No one spoke about what had transpired in the foyer the day my mom died, but that was simply a courtesy. Even Emmy managed to keep her mouth shut for a while, though I could see it all over her face that she was not only shocked but hurt because I didn’t tell her. Sam and Fred watched us carefully, making sure that we weren’t left alone too long and checked up on us to be sure we slept in separate rooms at night. It was almost laughable considering how much alone time Emmet and I had shared in the past.
The courtesy that had been extended to us, however, did not last once the funeral was over and done. Later that evening, we were summoned onto the back patio where Fred and Sam were sitting and drinking hot beverages. It was a little chilly outside, but not unbearable with a jacket on.
Emmet pulled out my chair for me. I smiled graciously at him even though I was nervous about what was coming. Before he could even put his butt down in the chair beside me, he started talking.
“I don’t know what you’re going to say, though I have some idea,” he said. “But I’m letting you know right now that I’m not gi
ving her up, and you can’t make me give her up and you can’t make her give me up, either. You’re just going to have to get over it.”

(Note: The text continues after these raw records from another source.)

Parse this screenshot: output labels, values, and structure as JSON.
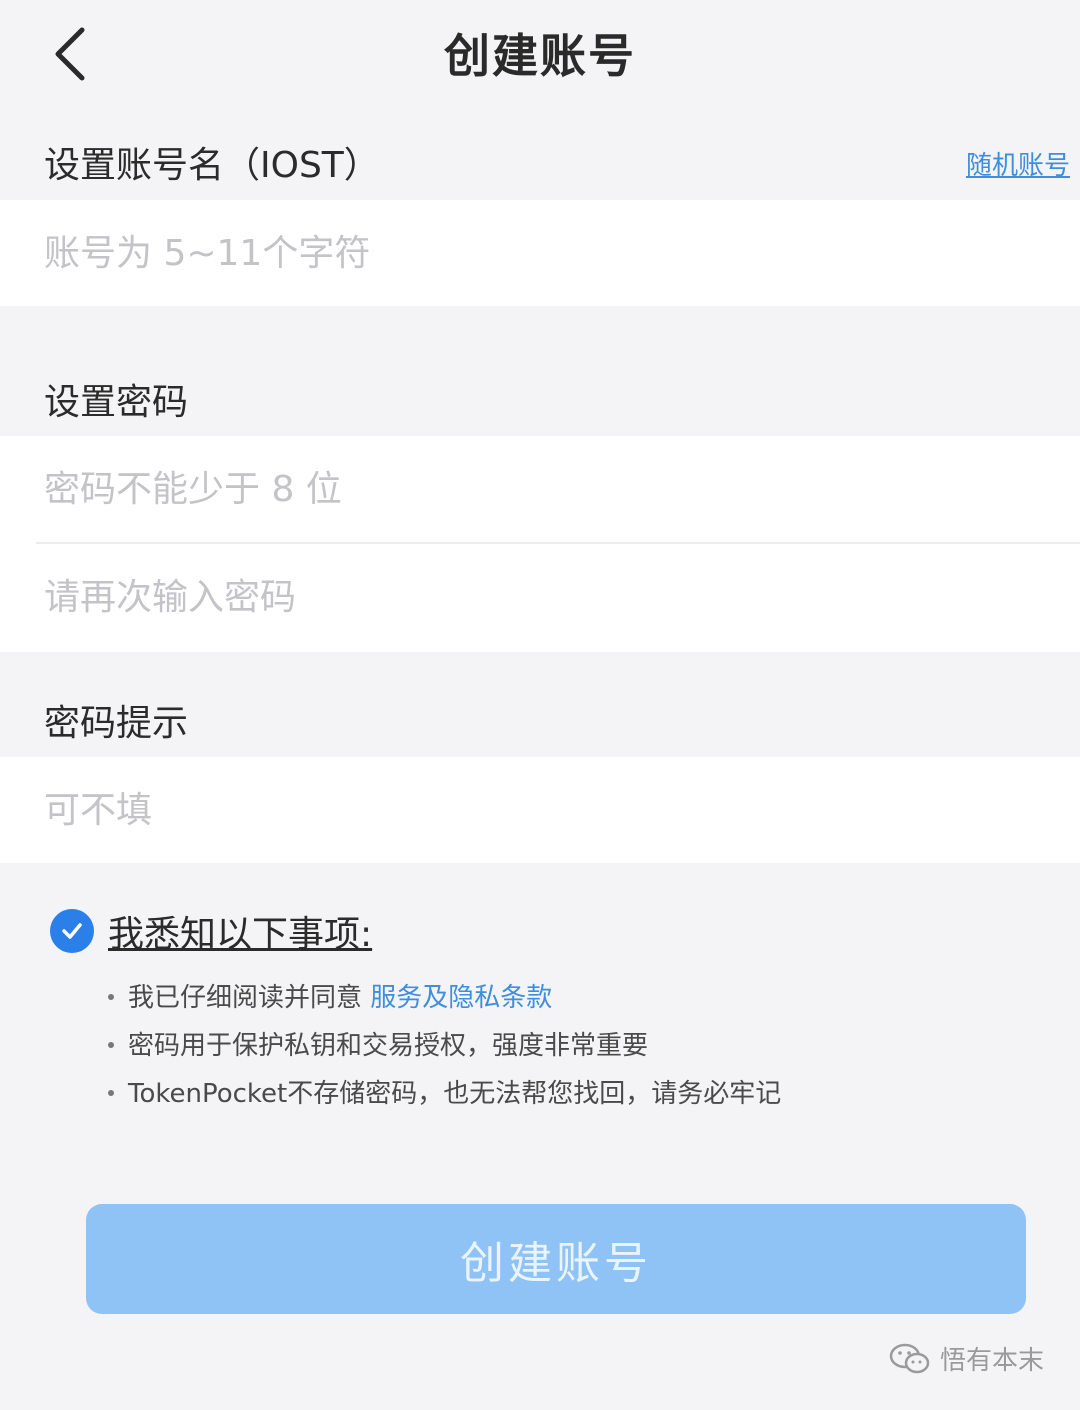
{
  "header": {
    "title": "创建账号",
    "back_icon": "chevron-left-icon"
  },
  "account": {
    "label": "设置账号名（IOST）",
    "random_link": "随机账号",
    "placeholder": "账号为 5~11个字符"
  },
  "password": {
    "label": "设置密码",
    "placeholder": "密码不能少于 8 位",
    "confirm_placeholder": "请再次输入密码"
  },
  "hint": {
    "label": "密码提示",
    "placeholder": "可不填"
  },
  "ack": {
    "checked": true,
    "title": "我悉知以下事项:",
    "items": [
      {
        "text": "我已仔细阅读并同意 ",
        "link": "服务及隐私条款"
      },
      {
        "text": "密码用于保护私钥和交易授权，强度非常重要"
      },
      {
        "text": "TokenPocket不存储密码，也无法帮您找回，请务必牢记"
      }
    ]
  },
  "create_button": {
    "label": "创建账号"
  },
  "watermark": {
    "text": "悟有本末"
  },
  "colors": {
    "background": "#f4f4f6",
    "accent": "#2a7fe8",
    "link": "#3e8ede",
    "button_disabled": "#90c3f5",
    "placeholder": "#c3c3c8"
  }
}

I was looking at Emmet with awe, because he sounded so damn powerful as he spoke to his parents and stood up for us. He met my eyes and changed his tone for me before speaking.
“Put your ring on, baby,” he said gently. “And don’t ever take it off again.”
“Except for work,” I said with a nervous smile as I dug the engagement ring out of my pocket.
“Except for work,” he said with a soothing smile as he took the ring from me. It was as if his parents weren’t sitting there glaring at us as he slowly slipped it back onto my ring finger and then placed a soft kiss on it.
“Oh, for crying out loud!” Fred…well…cried out loud as Sam let out a string of curses.
Reluctantly, I looked away from Emmet’s green eyes and faced the parents.
“I’m about to put my foot right into your ass, Emmet Grayne!” Sam yelled. She went to stand up, as if she really was going to put her dainty foot in her son’s ass, but Fred pushed her back into her chair and gave her a stern look. She stayed seated, but she threw violent threats across the table at both of us until Fred told her to zip it.
“How long?” Fred demanded. “How long has it been going on? For once the damn tabloids were telling the truth a few months ago, weren’t they?”
“It doesn’t matter how long it’s been going on,” Emmet said firmly to his father. “What matters is from here forward.”
“Oh give me a break with the romance,” Sam snapped. She pointed in our general direction. “You two have been lying to us, and I’ll bet my sweet Louisiana ass that it’s been for a long damn time. You’ve been sneaking around up there in New York, doing God only knows what while we were down here believing that Emmet was just being a good friend and a good brother. You led us to believe things were different than what they really were. You lied, you sneaked, and you betrayed our trust.”
Both Emmet and I began to object, but Fred cut us off. They weren't finished lecturing us yet.